Though school bullying is not the parent’s “fault”, new research shows that parenting styles affect students’ behavior at school.
School bullying involves name-calling, shoving, and taunting in the playground or in the classroom. Usually, bullies at school act out of earshot of teachers, principals, or playground supervisors. School bullying can also involve spreading rumors, causing isolation, and humiliating students.
To analyze how school bullies are “created”, Elizabeth Sweeney, a University of Cincinnati master’s degree student in sociology, reviewed research from England, Germany, Norway, Japan, South Africa, and the United States. Sweeney studied children’s behavior at school, focusing on kids from age nine to 16 years old.
Apart from parenting style, Sweeney found that children from middle-income families were less likely to bully than children from the high and low ends of the family income scale.
Children who experience hostility, abuse, physical discipline and other aggressive behaviors by their parents are more likely to model that behavior in their peer relationships, writes Sweeney.
Authoritarian parents can be demanding, directive, and unresponsive – which can lead kids to bully their peers at school. This parenting style is in direct contrast to a gentler parenting style, which is more nurturing, warm, and responsive. Children raised in non-authoritarian homes are less likely to bully at school.
Children learn from their parents how to behave and interact with others,” Sweeney says. “So if they’re learning about aggression and angry words at home, they will tend to use these behaviors as coping mechanisms when they interact with their peers.
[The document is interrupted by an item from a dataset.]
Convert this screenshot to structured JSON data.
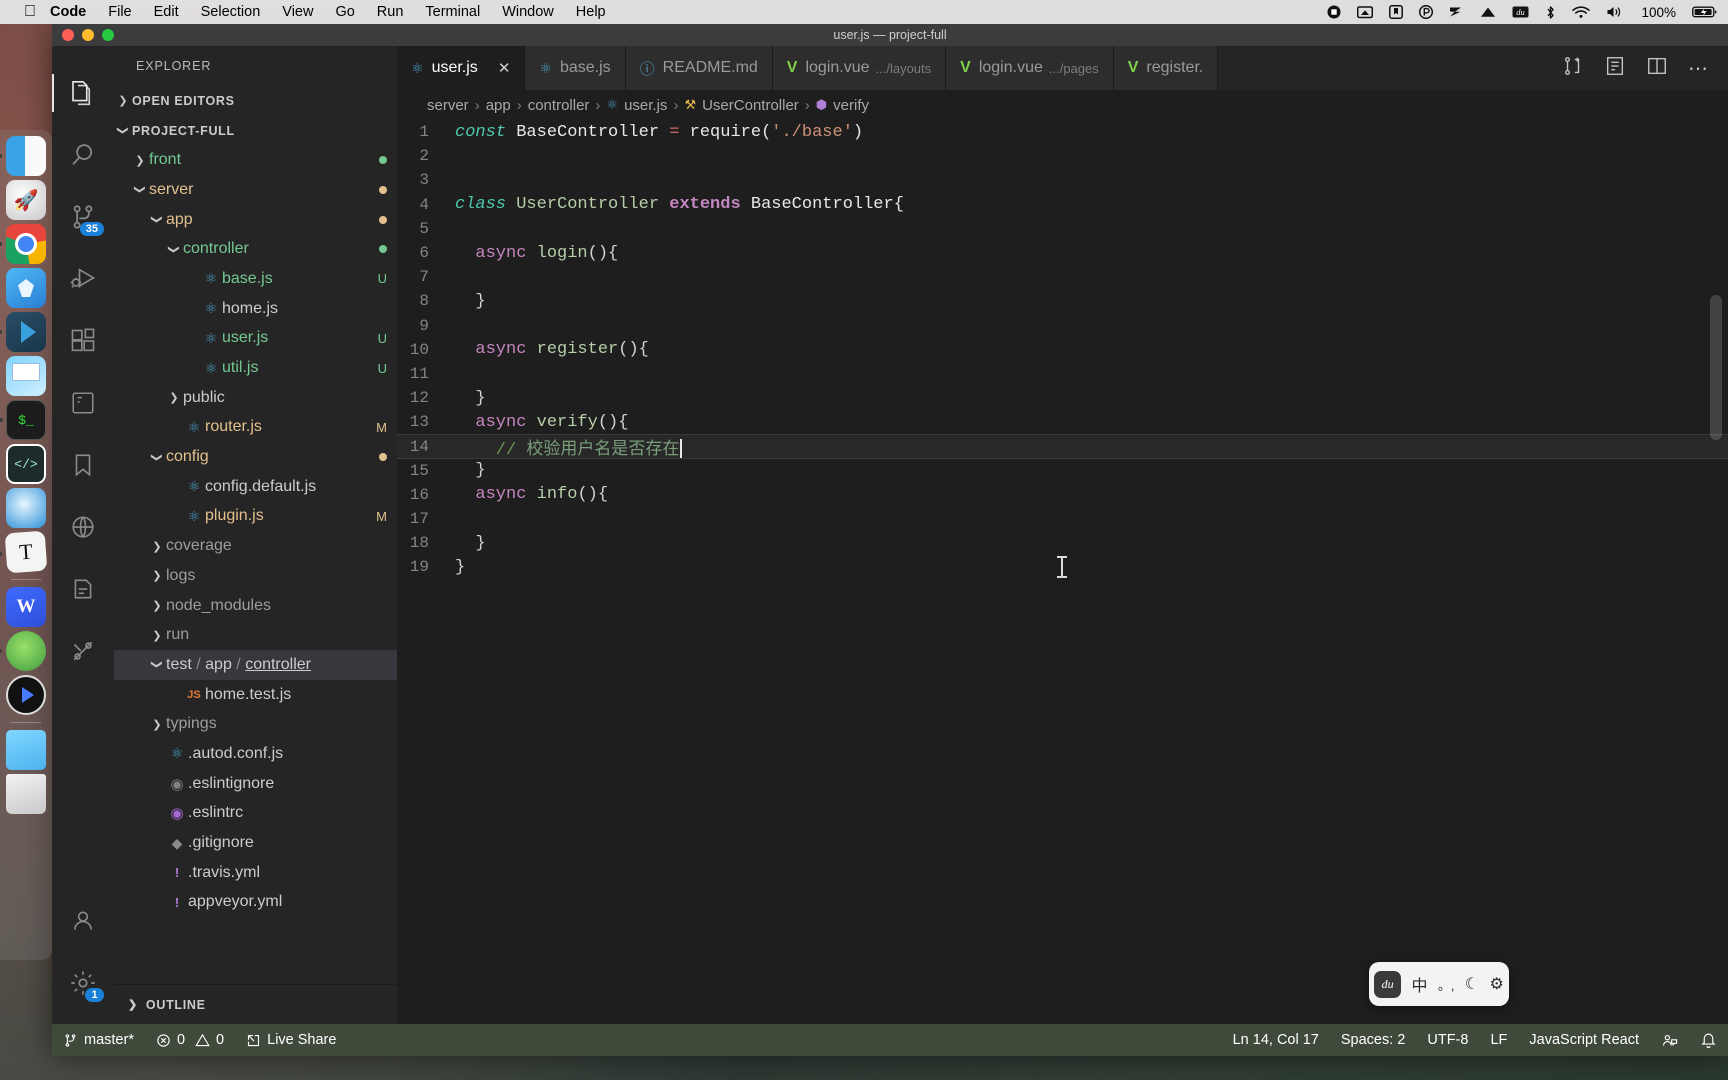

Some research states that boys bully at school more often than girls, while other research finds that boys and girls are equal-opportunity bullies. Girls are more verbal in their bullying (e.g., name-calling, spreading rumors), while boys tend to be more physical in their bullying at school (e.g., pushing and shoving in the playground).
According to Sweeney, North Americans tolerate bullying more than Europeans do. Plus, researchers in the United States haven’t studied school bullying as much as Europeans have. Sweeney suggests that more research is needed to stop school bullying, including in-depth interviews with children, families, and school officials.
Elizabeth Sweeney presented her research findings on August 4th, 2008 at the 103rd annual meeting of the American Sociological Association.